Next up in Mn Artists’s publishing series, each of which highlight a unique cross-section of the local arts scene, is a suite of pieces from guest editor Kristin Van Loon. Van Loon is a dance artist, half of the duo HIJACK, and co-founder of HAIR+NAILS Contemporary Art Gallery, who has long experimented with process-based arts writing in the form of zines and printed matter. At the outset of her series, she proposed a Venn diagram including three overlapping circles: dance, analog/digital, and real-time-ness. At the conclusion, she mapped each of the resulting pieces onto the original diagram, revealing the connection points between the contributors’ responses.
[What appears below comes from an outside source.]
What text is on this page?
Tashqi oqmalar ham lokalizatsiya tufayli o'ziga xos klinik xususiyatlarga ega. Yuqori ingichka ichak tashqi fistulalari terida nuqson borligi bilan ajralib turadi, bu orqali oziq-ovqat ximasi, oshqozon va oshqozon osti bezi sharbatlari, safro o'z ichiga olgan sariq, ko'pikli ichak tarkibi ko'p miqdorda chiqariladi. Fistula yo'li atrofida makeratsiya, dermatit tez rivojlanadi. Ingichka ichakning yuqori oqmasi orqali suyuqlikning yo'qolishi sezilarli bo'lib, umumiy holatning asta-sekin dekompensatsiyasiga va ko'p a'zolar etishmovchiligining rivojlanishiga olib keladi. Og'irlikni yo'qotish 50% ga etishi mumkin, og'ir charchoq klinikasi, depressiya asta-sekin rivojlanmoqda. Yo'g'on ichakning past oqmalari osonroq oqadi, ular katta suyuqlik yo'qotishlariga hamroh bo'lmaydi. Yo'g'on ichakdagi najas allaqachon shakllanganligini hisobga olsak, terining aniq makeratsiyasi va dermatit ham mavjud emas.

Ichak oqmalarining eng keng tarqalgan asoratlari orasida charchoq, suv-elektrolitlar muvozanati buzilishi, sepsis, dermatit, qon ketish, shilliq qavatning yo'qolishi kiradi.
The full set of articles is collected below: though created before the era of social distancing, the collection offers strategies for how bodies might react with and against the omnipresence of screens—in real, unfolding time.

Writings Commissioned by Kristin Van Loon for Mn Artists

Independent curator and dance producer Michèle Steinwald shares a photo essay and retrospective on her lecture/discussion series, MN Dance & the Ecstasies of Influences, featuring maps by guest editor Kristin Van Loon that illuminate the grassroots web of connections that make up parts of the Twin Cities dance communities.
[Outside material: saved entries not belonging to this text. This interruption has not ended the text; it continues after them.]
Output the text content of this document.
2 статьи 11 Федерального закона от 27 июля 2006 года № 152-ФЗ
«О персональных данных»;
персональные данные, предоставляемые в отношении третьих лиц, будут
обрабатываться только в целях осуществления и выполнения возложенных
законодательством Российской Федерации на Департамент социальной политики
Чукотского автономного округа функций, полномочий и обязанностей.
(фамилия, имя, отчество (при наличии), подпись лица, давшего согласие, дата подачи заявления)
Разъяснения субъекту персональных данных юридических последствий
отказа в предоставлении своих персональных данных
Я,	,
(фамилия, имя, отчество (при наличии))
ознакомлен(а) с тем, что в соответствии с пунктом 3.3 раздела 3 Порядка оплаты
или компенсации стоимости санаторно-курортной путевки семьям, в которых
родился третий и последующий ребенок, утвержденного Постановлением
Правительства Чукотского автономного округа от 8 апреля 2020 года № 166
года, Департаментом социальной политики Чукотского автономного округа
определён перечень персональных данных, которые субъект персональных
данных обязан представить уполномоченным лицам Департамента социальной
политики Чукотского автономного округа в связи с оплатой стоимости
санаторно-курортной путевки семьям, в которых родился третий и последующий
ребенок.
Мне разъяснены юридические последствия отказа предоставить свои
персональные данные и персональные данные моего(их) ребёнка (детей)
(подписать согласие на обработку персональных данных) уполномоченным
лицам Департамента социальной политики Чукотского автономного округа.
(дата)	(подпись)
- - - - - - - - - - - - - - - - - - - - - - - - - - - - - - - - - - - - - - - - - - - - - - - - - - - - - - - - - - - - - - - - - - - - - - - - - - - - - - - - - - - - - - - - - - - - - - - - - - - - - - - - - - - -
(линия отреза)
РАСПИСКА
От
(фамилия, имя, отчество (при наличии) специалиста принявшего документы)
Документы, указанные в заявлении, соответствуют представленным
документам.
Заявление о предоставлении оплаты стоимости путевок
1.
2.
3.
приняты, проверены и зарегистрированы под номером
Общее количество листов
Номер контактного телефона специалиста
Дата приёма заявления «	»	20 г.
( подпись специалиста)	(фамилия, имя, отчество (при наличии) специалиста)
Transdisciplinary artist Christopher Corey Allen offers a slippery exegesis of the punk∞body: drawing on iconic punk moments, queer theory, and their own artistic research, they excavate punk as a practice of generative refusal, anti-containment as a gesture towards fluidity, and messiness as a language of dissent.

From traditional theaters to non-traditional venues to electronic spaces, Ellie Lynch considers the liminality and the life span of performance spaces, physical and digital.

Flow, Response, Disruption: On Dance and Finance
Colin Rusch, a former Mn Artists staffer and Minneapolis-based choreographer, demonstrates how the artist skills of listening, sensing, and predicting outcomes transferred directly into his second career as a Wall Street analyst.

Choreographer, performer, designer, and photographer Valerie Oliveiro constructs a text by using the guest editor’s images as a score, or improvisational prompt. The writing is also itself a dance—a choreography that chews on vernaculars, bends the light, and traverses the vastness of bodies and time.